Knock knock knock.....
“Siapa yang bertamu malam-malam begini ?,” tanyaku curiga.
Benar
saja, dia ada di depan rumah, seperti biasanya ia pasti menemuiku untuk
membicarakan masalah kami, menurutnya membicarakan masalah di telephone tidak
akan menemukan solusiyang ada akan memperbesar masalah. Dia juga tahu aku, aku
yang akan luluh seketika ketika melihatnya, sebesar apapun masalahnya jiwaku
selalu ringkih di hadapannya, aku seakan tidak memiliki kekuatan untuk
mengatakan hal yang buruk padanya. Aku tipe orang tidak bisa marah ketika
berhadapan langsung, dan itu ia jadikan senjata untuk menaklukkanku.

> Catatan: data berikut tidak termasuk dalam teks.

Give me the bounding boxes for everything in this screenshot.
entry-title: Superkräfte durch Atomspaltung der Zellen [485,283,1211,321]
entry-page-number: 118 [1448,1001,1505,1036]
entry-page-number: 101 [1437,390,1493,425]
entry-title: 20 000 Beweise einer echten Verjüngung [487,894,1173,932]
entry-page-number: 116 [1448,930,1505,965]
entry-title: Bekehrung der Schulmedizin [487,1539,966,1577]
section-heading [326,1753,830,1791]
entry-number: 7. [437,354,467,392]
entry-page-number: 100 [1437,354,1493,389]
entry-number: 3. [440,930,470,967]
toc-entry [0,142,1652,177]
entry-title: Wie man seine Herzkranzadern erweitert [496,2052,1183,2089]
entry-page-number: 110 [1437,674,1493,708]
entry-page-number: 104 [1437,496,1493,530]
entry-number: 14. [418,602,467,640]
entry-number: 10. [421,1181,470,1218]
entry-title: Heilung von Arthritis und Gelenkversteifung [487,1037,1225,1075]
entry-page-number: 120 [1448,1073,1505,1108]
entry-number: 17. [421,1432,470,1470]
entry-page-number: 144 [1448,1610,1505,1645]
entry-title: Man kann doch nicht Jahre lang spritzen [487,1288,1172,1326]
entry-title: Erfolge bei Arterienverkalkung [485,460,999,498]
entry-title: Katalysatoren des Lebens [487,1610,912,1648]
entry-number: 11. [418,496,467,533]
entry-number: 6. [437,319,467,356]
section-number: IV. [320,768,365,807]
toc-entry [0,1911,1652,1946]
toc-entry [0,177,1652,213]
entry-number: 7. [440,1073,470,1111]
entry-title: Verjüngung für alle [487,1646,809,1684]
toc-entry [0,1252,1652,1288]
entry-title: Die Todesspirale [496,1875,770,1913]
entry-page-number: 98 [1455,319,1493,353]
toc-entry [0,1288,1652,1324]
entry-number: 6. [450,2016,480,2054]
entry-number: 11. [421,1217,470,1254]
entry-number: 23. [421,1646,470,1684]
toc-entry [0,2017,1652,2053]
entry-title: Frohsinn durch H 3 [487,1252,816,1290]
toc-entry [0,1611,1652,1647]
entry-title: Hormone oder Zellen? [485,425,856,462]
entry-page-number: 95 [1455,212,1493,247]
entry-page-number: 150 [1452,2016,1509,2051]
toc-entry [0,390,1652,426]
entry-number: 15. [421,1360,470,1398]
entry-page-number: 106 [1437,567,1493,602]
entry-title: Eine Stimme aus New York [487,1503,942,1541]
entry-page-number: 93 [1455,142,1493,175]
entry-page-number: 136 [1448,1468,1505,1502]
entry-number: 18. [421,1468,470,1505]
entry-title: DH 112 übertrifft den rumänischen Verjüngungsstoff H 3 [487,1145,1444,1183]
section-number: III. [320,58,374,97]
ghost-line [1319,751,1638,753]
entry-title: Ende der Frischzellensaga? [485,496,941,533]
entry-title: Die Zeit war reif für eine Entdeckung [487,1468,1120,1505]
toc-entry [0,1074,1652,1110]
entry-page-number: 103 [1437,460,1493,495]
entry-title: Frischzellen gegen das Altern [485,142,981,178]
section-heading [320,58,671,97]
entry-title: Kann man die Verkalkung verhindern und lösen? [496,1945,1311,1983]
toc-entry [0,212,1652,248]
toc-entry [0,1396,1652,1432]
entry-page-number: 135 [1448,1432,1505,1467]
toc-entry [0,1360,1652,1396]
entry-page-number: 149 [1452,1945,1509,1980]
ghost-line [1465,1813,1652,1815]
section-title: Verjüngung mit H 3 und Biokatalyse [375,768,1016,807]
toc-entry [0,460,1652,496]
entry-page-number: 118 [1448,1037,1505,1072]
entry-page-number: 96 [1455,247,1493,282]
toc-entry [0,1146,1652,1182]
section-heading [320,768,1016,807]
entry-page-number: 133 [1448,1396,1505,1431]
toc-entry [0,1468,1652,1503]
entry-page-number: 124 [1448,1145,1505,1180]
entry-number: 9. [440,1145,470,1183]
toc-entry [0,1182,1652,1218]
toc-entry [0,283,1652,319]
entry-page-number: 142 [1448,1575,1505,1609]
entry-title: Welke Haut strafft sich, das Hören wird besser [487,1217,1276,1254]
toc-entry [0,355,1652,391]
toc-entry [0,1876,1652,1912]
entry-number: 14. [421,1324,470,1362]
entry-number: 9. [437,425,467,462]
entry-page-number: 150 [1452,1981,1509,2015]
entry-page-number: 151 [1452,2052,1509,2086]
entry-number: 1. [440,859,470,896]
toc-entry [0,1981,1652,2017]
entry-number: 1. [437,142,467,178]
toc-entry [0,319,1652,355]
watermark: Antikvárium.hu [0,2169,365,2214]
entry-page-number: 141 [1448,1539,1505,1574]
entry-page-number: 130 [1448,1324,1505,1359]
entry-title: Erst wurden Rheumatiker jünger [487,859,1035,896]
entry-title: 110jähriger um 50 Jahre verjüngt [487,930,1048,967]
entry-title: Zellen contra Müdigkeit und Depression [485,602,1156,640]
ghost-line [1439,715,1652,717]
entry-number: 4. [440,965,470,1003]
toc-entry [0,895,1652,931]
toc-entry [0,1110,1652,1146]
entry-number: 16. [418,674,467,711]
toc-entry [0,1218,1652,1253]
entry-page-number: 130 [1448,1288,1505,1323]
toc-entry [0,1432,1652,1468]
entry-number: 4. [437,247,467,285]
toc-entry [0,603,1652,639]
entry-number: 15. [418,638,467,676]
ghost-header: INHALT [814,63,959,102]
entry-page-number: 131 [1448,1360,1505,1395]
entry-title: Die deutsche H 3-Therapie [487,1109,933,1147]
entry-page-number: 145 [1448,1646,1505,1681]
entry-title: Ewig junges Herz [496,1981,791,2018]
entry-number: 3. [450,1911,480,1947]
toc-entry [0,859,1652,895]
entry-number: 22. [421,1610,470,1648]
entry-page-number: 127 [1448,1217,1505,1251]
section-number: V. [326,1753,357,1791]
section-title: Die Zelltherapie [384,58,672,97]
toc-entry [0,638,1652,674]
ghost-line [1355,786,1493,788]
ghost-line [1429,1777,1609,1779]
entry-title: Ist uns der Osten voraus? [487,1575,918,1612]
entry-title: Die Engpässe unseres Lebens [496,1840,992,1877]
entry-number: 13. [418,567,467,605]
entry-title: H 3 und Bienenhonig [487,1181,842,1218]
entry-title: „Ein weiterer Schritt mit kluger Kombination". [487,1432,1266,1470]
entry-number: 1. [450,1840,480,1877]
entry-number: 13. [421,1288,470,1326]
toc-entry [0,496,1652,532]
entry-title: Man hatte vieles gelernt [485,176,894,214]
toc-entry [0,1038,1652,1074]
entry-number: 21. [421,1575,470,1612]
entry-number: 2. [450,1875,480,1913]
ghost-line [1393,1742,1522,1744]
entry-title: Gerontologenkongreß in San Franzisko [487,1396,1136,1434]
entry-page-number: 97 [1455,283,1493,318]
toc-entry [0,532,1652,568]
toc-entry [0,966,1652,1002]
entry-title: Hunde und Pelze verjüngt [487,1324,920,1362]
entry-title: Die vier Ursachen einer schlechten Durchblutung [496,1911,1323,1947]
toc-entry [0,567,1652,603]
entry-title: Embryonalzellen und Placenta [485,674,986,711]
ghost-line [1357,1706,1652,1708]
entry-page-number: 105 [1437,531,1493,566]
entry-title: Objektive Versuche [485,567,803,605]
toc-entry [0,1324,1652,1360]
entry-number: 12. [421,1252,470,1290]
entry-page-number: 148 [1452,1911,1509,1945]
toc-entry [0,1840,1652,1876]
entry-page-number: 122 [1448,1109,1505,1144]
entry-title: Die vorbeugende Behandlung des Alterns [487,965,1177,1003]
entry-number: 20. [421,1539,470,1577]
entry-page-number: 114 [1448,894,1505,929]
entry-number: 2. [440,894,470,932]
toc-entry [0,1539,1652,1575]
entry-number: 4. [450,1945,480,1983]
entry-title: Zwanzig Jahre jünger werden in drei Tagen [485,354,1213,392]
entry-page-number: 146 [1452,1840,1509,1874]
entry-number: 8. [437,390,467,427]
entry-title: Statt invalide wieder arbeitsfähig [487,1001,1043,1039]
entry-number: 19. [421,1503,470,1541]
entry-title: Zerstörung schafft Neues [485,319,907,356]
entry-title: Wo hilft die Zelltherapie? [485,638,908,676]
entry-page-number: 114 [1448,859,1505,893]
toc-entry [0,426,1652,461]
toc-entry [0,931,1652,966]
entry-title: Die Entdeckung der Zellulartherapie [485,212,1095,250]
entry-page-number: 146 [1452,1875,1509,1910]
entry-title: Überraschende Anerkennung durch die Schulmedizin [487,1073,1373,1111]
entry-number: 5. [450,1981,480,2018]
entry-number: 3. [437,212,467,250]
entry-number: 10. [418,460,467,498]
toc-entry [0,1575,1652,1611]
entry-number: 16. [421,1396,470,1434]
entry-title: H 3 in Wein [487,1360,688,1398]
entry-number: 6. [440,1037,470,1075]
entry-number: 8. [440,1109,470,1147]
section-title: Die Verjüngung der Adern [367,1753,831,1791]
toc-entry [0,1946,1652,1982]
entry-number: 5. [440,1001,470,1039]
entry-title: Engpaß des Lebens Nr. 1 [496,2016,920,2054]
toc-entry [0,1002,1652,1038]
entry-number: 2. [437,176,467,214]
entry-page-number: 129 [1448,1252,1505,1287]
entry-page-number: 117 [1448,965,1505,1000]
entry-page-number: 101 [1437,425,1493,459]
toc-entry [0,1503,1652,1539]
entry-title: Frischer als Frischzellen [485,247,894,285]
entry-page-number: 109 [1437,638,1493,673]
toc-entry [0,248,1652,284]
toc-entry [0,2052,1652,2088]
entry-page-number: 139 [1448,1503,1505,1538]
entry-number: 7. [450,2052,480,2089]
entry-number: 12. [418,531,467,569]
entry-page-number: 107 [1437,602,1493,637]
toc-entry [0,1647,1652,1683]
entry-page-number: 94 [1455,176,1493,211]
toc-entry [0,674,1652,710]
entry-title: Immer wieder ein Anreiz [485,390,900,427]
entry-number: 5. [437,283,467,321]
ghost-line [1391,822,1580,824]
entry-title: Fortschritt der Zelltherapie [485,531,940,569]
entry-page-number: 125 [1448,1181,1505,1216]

“Tolong maafkan khilafku, aku janji tidak mengulanginya,”.
“Kamu tahu aku, aku butuh pengakuanmu ke seluruh temanmu
agar aku tidak khawatr ada orang lain di hatimu. Dengan temanmu tahu kita
pacaran mereka tidak akan melayanimu jika besok kamu menggodanya karena dia
tahu kalo kamu milik aku, begitupun sebalikya,”.
“Aku janji,”.
“Sudah pulang sana, ini sudah sangat malam, kasihan kamu
kejauhan, rumah kita ada di kabupaten yang berbeda tau,”.
“Sejam doang, yasudah aku pulang, aku telepon ya temani
aku pulang lewat telephone ya sayang,”.
Keesokan
harinya aku mendapatkan notifikasi dari facebook, dia membuat status
bertunangan denganku. Aku heran buat apa dia melakukan itu, aku kenal dia, dia
buka type lelaki lebay bermedia sosial, lihat saja postingannya hanya postingan
hasil tag dari akun lain, postingan terakhirnya memang ada sajak, tapi itu aku
yang posting karena menurutku akun sosmednya terlalu horor.
“Buat apa kamu melakukan itu, itu bukan kamu,”.
“Aku sudah janji dengan diriku sendiri akan melakukan itu
jika kamu memaafkanku, aku minta jangan minta pisah lagi,”.